Israeli legislators passed a law Monday prohibiting any and all domestic boycotts against the country and its West Bank settlements as part of an attempt to oppose what they see as a global attack on the state’s legitimacy.
The bill makes economic, cultural and academic boycotts against the state—such as an instance last year when Israeli theater artists refused to perform at a new cultural center in the West Bank settlement of Ariel—subject to lawsuits or fines. Also, companies supporting boycotts could be excluded from bidding on government work and nonprofit organizations could lose tax benefits. The 38 of the Knesset’s 85 lawmakers who voted against the measure said it is an assault on democracy and freedom of expression. —ARK
The New York Times:
The Israeli Parliament on Monday passed contentious legislation that effectively bans any public call for a boycott against the state of Israel or its West Bank settlements, making such action a punishable offense.
Critics and civil rights groups denounced the new law as antidemocratic and a flagrant assault on the freedom of expression and protest.
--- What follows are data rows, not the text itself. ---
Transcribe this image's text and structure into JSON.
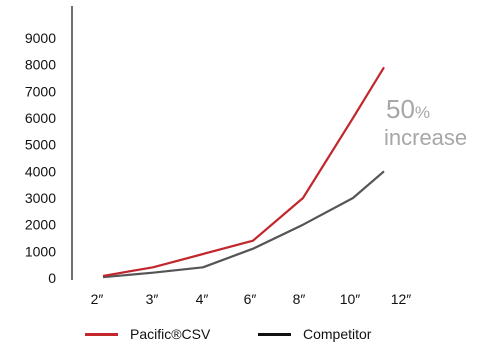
{
  "chart_data": {
    "type": "line",
    "categories": [
      "2″",
      "3″",
      "4″",
      "6″",
      "8″",
      "10″",
      "12″"
    ],
    "series": [
      {
        "name": "Pacific®CSV",
        "color": "#c1272d",
        "values": [
          80,
          400,
          900,
          1400,
          3000,
          6000,
          7900
        ]
      },
      {
        "name": "Competitor",
        "color": "#555555",
        "values": [
          30,
          200,
          400,
          1100,
          2000,
          3000,
          4000
        ]
      }
    ],
    "yticks": [
      0,
      1000,
      2000,
      3000,
      4000,
      5000,
      6000,
      7000,
      8000,
      9000
    ],
    "ylim": [
      0,
      9000
    ],
    "annotation": {
      "value": "50",
      "unit": "%",
      "text": "increase"
    },
    "grid": false,
    "legend_position": "bottom"
  }
}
The law’s defenders said it was a necessary tool in Israel’s fight against what they called its global delegitimization.
... Last year, Israeli theater artists refused to perform at a new cultural center in the urban settlement of Ariel and in other West Bank settlements, causing a public uproar. They were followed by scores of leftist Israeli academics, writers and intellectuals who said that they would not lecture at the center or in any of the settlements.